ただ、実際手に入れて日常的に使ってみると、非常に座りやすいんです。この座りやすい、は長時間だらしなくくつろげる、というよりは、食事の間ちゃんとした姿勢で腰かけられる心地よさ、と表現したほうがよいかもしれません。なのでこの椅子はどちらかというと姿勢の良い女性のほうが好みのような気がします。またひじ掛けがないことで、テーブルとの収まりがよく、No42やYチェアに比べテーブルを選ばないし、コンパクトな空間でもすっきり収納できる、というのも特徴です。

↑アメリカのシェーカー教徒の博物館においてあるシェーカーチェア。ラダー(はしご)バックチェアとも呼ばれ、椅子製作の実習でつくることも多いそう。英国のウィンザーチェアと並び代表的な椅子の1 つといえる

デザインルーツはアメリカで起こったキリスト教プロテスタントの一派、シェーカー教徒が使っていた椅子をリデザインしたもの。

シェーカー教徒は共同生活を行いながら、勤勉と質素を心がけ、建物や家具などもほとんど手づくりだったそうで、シェーカーチェアはそんなストイックな生活をそのまま形にしたような装飾のない簡素な椅子です。

直線的で少し武骨なJ 39と、中国明代の椅子から着想を得てSカーブの脚やY字の背もたれがオリエンタルで装飾的なYチェアとは、使われる素材が似ているにもかかわらず、西洋と東洋のルーツの対比が明確に感じられます。

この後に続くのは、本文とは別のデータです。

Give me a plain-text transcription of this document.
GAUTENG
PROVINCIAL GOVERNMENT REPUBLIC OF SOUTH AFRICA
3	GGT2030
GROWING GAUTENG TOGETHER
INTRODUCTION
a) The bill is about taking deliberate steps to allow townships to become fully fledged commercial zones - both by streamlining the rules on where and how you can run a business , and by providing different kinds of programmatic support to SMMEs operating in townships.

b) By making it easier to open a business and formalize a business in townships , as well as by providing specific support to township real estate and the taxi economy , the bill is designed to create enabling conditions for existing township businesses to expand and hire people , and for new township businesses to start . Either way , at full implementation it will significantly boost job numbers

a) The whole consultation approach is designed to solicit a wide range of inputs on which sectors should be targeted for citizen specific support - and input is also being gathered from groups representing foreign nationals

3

この2つの名作椅子を親友どうしのモーエンセンとウェグナーがそれぞれデザインした、というのも面白いところです。

↑Yチェアと並べて。ひじ掛けがないのですっきり納まることと、余計な装飾がないので建築を邪魔しないことが最大の魅力

多くの建築家がこの椅子を採用する大きな理由は、佇まいがシンプルなので建築を邪魔せず、変に主張をしないからではないかと思っています。白い壁面や天井の存在感を重視するようなシンプルな設計をされる方に好まれる傾向があるように感じます。

空間構成や素材感で魅せる空間には、質の高い座り心地のよい椅子としてそこに佇んでくれる。静かだけど、確かな存在感こそが人気の秘密ではないでしょうか。